Selon Renaud Redien-Collot, enseignant-chercheur en entrepreneuriat à l'école de commerce Novancia, la meilleure arme dans la débâcle est de revenir aux fondamentaux, à savoir, les besoins réels des clients. "Dialoguez sans cesse avec votre marché. Challengez votre proposition de valeur et faites-la évoluer si elle ne correspond plus aux attentes de votre cible", martèle l'expert.
"On dit souvent qu'il faut être "agile", dans le jargon des entrepreneurs tech. Et ce pour, justement, changer facilement et rapidement le modèle. Il existe de nombreuses méthodes pour éviter de faire des erreurs et passer ainsi à côté de l'échec ultime", avance pour sa part Roxanne Varza.
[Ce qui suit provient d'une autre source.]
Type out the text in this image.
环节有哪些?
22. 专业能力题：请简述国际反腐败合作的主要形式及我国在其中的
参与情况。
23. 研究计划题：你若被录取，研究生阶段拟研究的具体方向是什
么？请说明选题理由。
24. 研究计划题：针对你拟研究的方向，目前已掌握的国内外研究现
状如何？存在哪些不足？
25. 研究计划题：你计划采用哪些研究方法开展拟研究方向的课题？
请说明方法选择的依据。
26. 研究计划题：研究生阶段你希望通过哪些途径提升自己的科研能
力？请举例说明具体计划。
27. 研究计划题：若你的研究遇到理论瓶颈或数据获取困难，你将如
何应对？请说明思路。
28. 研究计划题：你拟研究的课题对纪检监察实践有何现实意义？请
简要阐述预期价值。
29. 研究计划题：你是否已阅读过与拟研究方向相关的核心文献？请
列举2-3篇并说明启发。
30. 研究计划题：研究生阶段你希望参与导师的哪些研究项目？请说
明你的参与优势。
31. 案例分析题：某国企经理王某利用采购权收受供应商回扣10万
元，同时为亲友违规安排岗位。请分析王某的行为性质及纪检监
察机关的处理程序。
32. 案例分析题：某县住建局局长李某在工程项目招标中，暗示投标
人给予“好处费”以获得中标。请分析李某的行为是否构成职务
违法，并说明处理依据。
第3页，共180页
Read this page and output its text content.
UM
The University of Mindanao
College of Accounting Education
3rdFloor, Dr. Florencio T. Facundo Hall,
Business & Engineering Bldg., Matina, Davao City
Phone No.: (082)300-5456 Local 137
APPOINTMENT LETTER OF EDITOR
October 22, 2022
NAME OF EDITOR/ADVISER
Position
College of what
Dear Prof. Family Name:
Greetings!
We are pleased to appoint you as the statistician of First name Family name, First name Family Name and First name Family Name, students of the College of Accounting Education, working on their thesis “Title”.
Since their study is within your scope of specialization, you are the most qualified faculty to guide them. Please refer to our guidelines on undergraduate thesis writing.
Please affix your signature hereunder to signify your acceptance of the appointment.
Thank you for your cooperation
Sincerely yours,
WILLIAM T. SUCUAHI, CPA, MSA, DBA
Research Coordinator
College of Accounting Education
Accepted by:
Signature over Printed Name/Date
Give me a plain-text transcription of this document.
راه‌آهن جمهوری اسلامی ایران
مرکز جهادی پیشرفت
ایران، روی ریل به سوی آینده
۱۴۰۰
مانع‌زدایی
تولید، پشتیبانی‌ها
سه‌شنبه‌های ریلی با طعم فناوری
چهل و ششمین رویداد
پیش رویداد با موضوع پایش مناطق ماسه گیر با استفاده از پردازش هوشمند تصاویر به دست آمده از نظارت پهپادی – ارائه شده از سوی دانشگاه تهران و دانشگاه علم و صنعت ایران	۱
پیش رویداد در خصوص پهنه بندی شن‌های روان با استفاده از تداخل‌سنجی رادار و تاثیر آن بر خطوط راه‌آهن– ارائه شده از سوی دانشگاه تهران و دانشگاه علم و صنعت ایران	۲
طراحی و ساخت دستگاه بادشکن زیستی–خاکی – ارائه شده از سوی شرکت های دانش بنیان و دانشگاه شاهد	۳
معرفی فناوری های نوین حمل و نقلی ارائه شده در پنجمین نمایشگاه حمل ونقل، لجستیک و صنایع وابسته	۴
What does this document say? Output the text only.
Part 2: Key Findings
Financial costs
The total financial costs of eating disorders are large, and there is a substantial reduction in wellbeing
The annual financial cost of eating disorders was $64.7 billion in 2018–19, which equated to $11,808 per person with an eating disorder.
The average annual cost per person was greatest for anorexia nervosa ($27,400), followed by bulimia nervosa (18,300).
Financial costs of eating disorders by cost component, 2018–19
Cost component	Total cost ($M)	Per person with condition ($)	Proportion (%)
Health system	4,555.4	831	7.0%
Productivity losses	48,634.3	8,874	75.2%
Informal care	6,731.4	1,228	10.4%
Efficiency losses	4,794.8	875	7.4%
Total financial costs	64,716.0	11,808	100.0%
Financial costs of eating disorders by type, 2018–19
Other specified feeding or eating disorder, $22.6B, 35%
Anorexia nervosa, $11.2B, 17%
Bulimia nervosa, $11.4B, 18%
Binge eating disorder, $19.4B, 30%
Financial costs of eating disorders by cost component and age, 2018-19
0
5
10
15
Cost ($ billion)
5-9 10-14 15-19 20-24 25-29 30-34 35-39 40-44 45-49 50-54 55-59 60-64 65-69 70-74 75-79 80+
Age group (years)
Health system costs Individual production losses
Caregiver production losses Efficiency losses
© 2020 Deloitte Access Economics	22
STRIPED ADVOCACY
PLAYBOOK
La directrice de La Halle Freyssinet pointe notamment dans certains cas l'intérêt de la "méthode Lean", basée sur l'amélioration continue d'un produit ou d'une offre en optimisant les ressources mobilisées, via des tests à petites échelles. "Ne restez pas crispé sur une idée. Tant que ça ne marche pas, testez d'autres voies", corrobore la fondatrice de Wonderbox, Bertile Burel.
4. Tirer les leçons
Même les meilleures méthodes ne parviennent pas toujours à éviter de foncer dans le mur. L'entrepreneuriat est un pari sur l'avenir grâce auquel vous pouvez rafler la mise comme tout perdre. À l'instar d'un deuil, l'acceptation d'un échec entrepreneurial prend du temps et nécessite souvent un accompagnement (coach, psychologue, association, etc.).
"Si vous ne comprenez pas vos erreurs, vous les reproduirez inévitablement"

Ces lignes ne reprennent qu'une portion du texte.